At Ace Engineering Inc., our Miami Drain Cleaning Contractors can provide you with any grease trap repairs that you might need. Problems can develop with your grease trap at any point in time, and it’s important that you’re able to recognize and solve these problems as quickly as possible.
How Grease Traps Work
Grease traps are located after the drain but before the municipal sewer system. The water will enter the trap through a flow regulator/diverter which will prevent water from flooding your Miami property’s grease trap and mixing up the debris that the trap is attempting to separate.
When water enters the trap, it will immediately begin to cool, which helps to harden the FOGs and force them to float to the surface since they are less dense than the water. Debris, on the other hand, will be forced the float the bottom of the trap. This will leave a middle layer of water which will be discharged from the trap.

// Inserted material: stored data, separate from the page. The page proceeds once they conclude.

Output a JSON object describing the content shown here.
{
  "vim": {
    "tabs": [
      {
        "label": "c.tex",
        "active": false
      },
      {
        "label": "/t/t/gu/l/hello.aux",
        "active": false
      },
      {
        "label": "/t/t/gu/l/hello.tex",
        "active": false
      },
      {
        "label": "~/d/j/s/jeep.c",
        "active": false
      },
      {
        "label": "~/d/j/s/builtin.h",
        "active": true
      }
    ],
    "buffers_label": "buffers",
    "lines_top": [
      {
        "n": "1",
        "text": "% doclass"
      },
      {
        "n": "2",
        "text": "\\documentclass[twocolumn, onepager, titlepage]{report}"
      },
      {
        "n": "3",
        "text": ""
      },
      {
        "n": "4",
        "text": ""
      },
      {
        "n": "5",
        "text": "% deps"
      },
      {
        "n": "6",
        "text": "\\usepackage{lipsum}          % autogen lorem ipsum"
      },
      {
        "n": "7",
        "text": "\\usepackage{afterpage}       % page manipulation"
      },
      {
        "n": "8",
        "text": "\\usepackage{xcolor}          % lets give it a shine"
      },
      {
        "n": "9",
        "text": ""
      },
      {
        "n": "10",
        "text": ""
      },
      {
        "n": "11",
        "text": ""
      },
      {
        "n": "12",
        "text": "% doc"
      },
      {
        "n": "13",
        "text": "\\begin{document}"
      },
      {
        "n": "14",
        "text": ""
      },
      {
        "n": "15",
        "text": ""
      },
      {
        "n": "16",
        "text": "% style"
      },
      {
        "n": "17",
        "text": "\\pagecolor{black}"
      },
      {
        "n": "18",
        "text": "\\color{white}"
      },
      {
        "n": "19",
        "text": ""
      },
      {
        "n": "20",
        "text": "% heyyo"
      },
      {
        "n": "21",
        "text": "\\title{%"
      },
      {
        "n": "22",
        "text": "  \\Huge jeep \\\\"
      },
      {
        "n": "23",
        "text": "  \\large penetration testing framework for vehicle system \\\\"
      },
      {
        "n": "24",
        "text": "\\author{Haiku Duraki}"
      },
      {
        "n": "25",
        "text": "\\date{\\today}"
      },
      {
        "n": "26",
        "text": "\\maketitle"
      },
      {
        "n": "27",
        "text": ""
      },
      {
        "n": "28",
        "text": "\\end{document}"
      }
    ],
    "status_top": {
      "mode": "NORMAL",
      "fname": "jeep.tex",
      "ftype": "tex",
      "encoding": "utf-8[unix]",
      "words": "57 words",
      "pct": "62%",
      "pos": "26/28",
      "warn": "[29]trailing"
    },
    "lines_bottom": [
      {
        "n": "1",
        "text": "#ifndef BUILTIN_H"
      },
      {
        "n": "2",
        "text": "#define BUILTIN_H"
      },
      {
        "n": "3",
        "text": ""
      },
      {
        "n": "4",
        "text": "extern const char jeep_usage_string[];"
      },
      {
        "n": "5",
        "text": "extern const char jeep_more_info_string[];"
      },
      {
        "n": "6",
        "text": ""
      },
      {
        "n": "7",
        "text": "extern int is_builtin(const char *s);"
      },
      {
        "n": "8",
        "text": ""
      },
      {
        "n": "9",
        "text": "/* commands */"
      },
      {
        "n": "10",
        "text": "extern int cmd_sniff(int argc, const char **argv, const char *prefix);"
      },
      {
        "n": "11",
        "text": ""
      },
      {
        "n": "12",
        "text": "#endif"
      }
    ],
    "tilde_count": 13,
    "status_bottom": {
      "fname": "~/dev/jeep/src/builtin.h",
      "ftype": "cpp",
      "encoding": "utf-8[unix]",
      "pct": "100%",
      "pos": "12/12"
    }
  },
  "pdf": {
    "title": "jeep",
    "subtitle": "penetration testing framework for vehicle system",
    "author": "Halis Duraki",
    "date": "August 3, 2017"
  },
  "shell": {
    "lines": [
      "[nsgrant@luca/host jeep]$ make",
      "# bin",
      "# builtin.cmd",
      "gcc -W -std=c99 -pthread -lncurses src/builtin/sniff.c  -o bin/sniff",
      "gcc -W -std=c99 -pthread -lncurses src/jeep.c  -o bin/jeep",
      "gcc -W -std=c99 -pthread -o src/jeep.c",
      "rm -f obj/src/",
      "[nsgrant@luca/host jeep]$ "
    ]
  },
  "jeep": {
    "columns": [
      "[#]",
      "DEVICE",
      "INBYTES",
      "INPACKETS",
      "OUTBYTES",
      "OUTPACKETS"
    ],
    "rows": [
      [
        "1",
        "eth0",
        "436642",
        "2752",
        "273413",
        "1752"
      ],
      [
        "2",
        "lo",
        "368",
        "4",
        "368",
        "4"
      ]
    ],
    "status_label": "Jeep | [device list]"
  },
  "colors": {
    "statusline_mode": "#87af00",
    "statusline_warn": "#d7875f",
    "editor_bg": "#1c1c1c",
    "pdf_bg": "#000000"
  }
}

This water then enters a secondary compartment in the trap which is separated from the first by a crossover pipe. Here any grease that made it through is allowed to rise to the surface. The cleaned water is discharged through an outlet pipe. The FOGs and debris are removed when they reach certain levels to prevent overflow.
Common Grease Trap Problems
- Clog in the Crossover
When the FOGs and/or debris build up in the crossover line between the two compartments of your Miami property’s grease trap, the crossover can become clogged. The liquid level in the first compartment will be too high while the level in the second compartment will be normal. It’s possible that the water is overflowing in the first compartment.
- Clog in Incoming or Outgoing Line
Clogs in the incoming line will quickly manifest as a back up with your the lowest plumbing fixtures in your Miami restaurant. Backed up floor drains or sinks can suggest that the incoming line of the trap is clogged.
If there is a clog in the outgoing line, the grease trap will overflow from both compartments. The clog may be in the line itself or in the city main.
- Full Grease Trap
If grease isn’t removed from your trap in a timely fashion, the grease may spill over into the second compartment and cause some kind of clog. To see if the trap is full, open the lid and use a pole to gauge the depth of the grease cap. If it reaches the bottom, then the trap is full.